Anyway, further education resources on early 20th-century music curated by R. Crumb include the compilation albums:

  • That's What I Call Sweet Music (1999)

  • Hot Women: Women Singers from the Torrid Regions (2009)

  • Chimpin' the Blues (2013)

Many tracks on these works constitute the only known digital recording of these songs preserved from their original 78-RPM record publication.

Crumb's Further Music Culture Tanglings

Of course, Crumb is also known for providing cover art for albums on a strictly freelance basis. The most famous being Cheap Thrills by Janis Joplin's Big Brother and the Holding Company:

This explosion of illustrated artistry manages to incorporate track titles and band credits into an action-packed comic page split into a spider-webbed layout. The original album cover idea was to have Joplin and company pose nude, piled onto a bed, but that idea got vetoed by the publisher, Columbia Records. Party poopers! Joplin was already a huge comics fan, so she opted for Crumb's artwork as a plan B. Here it is in more or less the same form in a Crumb interview:

Crumb may have turned down Mick Jagger out of pure pettiness, but he was down with the Grateful Dead. Enough to supply art for a tribute album:

He would go on to draw cover art for at least 17 albums produced by Yazoo Records and Blue Goose Records, among many other projects. And then there were plain old musicians Crumb paid inked tributes to, such as Frank Zappa.

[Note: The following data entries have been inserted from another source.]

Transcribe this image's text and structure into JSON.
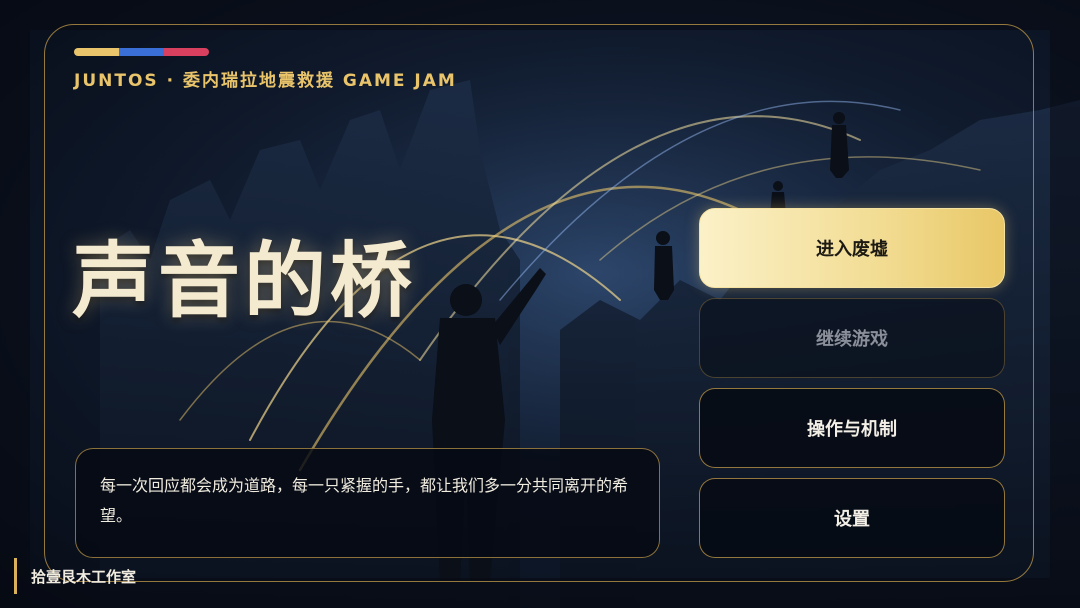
{
  "header": {
    "accent_colors": [
      "#e9c46a",
      "#3b6fd8",
      "#d9405f"
    ],
    "jam_tag": "JUNTOS · 委内瑞拉地震救援 GAME JAM"
  },
  "title": {
    "text": "声音的桥"
  },
  "tagline": {
    "text": "每一次回应都会成为道路，每一只紧握的手，都让我们多一分共同离开的希望。"
  },
  "menu": {
    "items": [
      {
        "label": "进入废墟",
        "state": "primary"
      },
      {
        "label": "继续游戏",
        "state": "disabled"
      },
      {
        "label": "操作与机制",
        "state": "normal"
      },
      {
        "label": "设置",
        "state": "normal"
      }
    ]
  },
  "footer": {
    "studio": "拾壹艮木工作室"
  },
  "theme": {
    "gold": "#c49c4a",
    "panel": "#060a14",
    "primary_button": "#f2dc92"
  }
}
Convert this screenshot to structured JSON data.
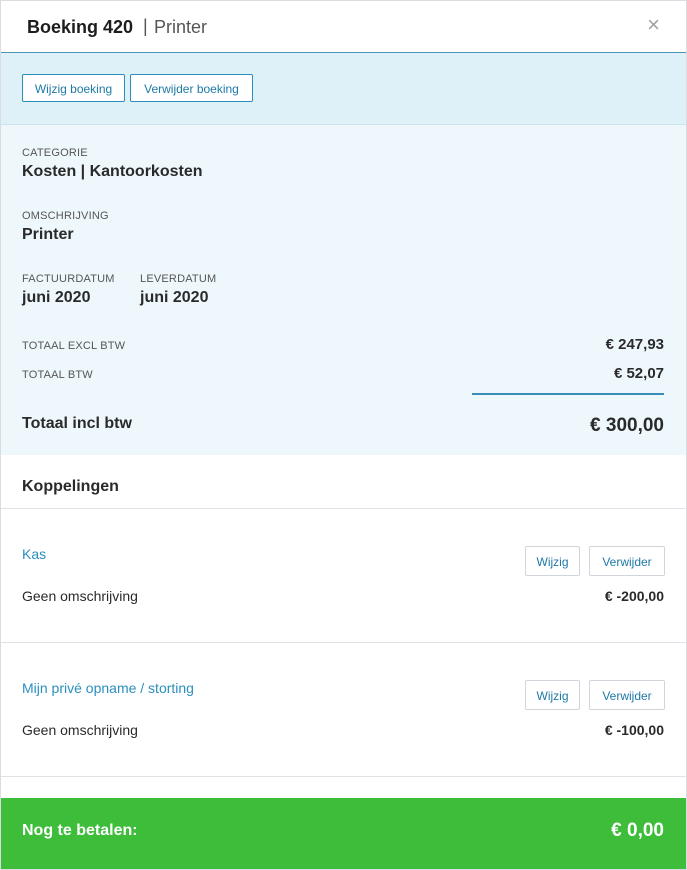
{
  "header": {
    "title": "Boeking 420",
    "separator": "|",
    "subtitle": "Printer",
    "close_icon": "×"
  },
  "actions": {
    "edit_label": "Wijzig boeking",
    "delete_label": "Verwijder boeking"
  },
  "details": {
    "category_label": "CATEGORIE",
    "category_value": "Kosten | Kantoorkosten",
    "description_label": "OMSCHRIJVING",
    "description_value": "Printer",
    "invoice_date_label": "FACTUURDATUM",
    "invoice_date_value": "juni 2020",
    "delivery_date_label": "LEVERDATUM",
    "delivery_date_value": "juni 2020",
    "total_excl_label": "TOTAAL EXCL BTW",
    "total_excl_value": "€ 247,93",
    "total_vat_label": "TOTAAL BTW",
    "total_vat_value": "€ 52,07",
    "total_incl_label": "Totaal incl btw",
    "total_incl_value": "€ 300,00"
  },
  "links": {
    "title": "Koppelingen",
    "items": [
      {
        "name": "Kas",
        "description": "Geen omschrijving",
        "amount": "€ -200,00",
        "edit_label": "Wijzig",
        "delete_label": "Verwijder"
      },
      {
        "name": "Mijn privé opname / storting",
        "description": "Geen omschrijving",
        "amount": "€ -100,00",
        "edit_label": "Wijzig",
        "delete_label": "Verwijder"
      }
    ]
  },
  "footer": {
    "label": "Nog te betalen:",
    "amount": "€ 0,00"
  },
  "colors": {
    "accent": "#2a8fbd",
    "action_bar_bg": "#def0f8",
    "details_bg": "#eef8fc",
    "footer_bg": "#3dbd3a"
  },
  "icons": {
    "close": "close-icon"
  }
}
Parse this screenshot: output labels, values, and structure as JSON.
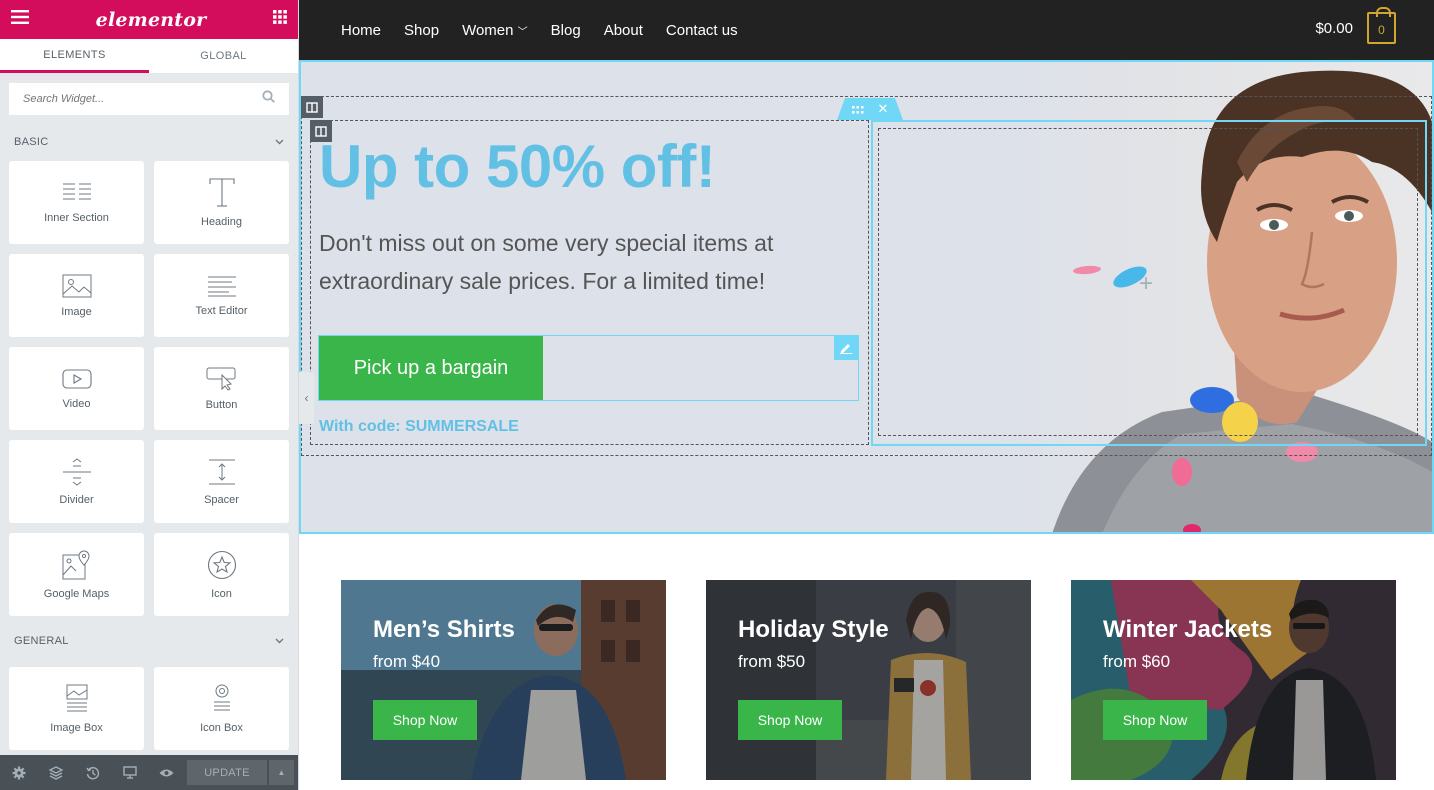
{
  "panel": {
    "logo": "elementor",
    "tabs": [
      "ELEMENTS",
      "GLOBAL"
    ],
    "search_placeholder": "Search Widget...",
    "categories": {
      "basic": "BASIC",
      "general": "GENERAL"
    },
    "basic_widgets": [
      {
        "label": "Inner Section",
        "icon": "inner-section-icon"
      },
      {
        "label": "Heading",
        "icon": "heading-icon"
      },
      {
        "label": "Image",
        "icon": "image-icon"
      },
      {
        "label": "Text Editor",
        "icon": "text-editor-icon"
      },
      {
        "label": "Video",
        "icon": "video-icon"
      },
      {
        "label": "Button",
        "icon": "button-icon"
      },
      {
        "label": "Divider",
        "icon": "divider-icon"
      },
      {
        "label": "Spacer",
        "icon": "spacer-icon"
      },
      {
        "label": "Google Maps",
        "icon": "google-maps-icon"
      },
      {
        "label": "Icon",
        "icon": "star-icon"
      }
    ],
    "general_widgets": [
      {
        "label": "Image Box",
        "icon": "image-box-icon"
      },
      {
        "label": "Icon Box",
        "icon": "icon-box-icon"
      }
    ],
    "footer": {
      "update_label": "UPDATE"
    },
    "accent": "#d30c5c"
  },
  "site": {
    "nav": [
      "Home",
      "Shop",
      "Women",
      "Blog",
      "About",
      "Contact us"
    ],
    "cart_total": "$0.00",
    "cart_count": "0",
    "hero": {
      "headline": "Up to 50% off!",
      "subtext": "Don't miss out on some very special items at extraordinary sale prices. For a limited time!",
      "button": "Pick up a bargain",
      "code": "With code: SUMMERSALE"
    },
    "cards": [
      {
        "title": "Men’s Shirts",
        "price": "from $40",
        "button": "Shop Now"
      },
      {
        "title": "Holiday Style",
        "price": "from $50",
        "button": "Shop Now"
      },
      {
        "title": "Winter Jackets",
        "price": "from $60",
        "button": "Shop Now"
      }
    ],
    "colors": {
      "green": "#3ab54a",
      "blue": "#62c0e4",
      "selection": "#71d7f7",
      "nav_bg": "#222222"
    }
  }
}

Robert Crumb Knows What a Hipster He Is!

Modern readers might assume, given R. Crumb's prominence in counter-culture, that he was a free-wheelin' fan of Flower Power. But actually, he was notoriously conservative and cranky when it came to music, championing the WWI era and deeper roots while practically spitting on everything that has come after.

Nevertheless, Crumb is the kind of character who owns his flaws and warts rather publicly. This includes his crusade for music preservation, which he himself self-parodies in this panel:

Make no mistake, Robert Crumb knows exactly whom he is. His comic works reflect all his obsessions and quirks, including a notorious, sharply warped sexuality. He doesn't apologize for it, but own it, he does.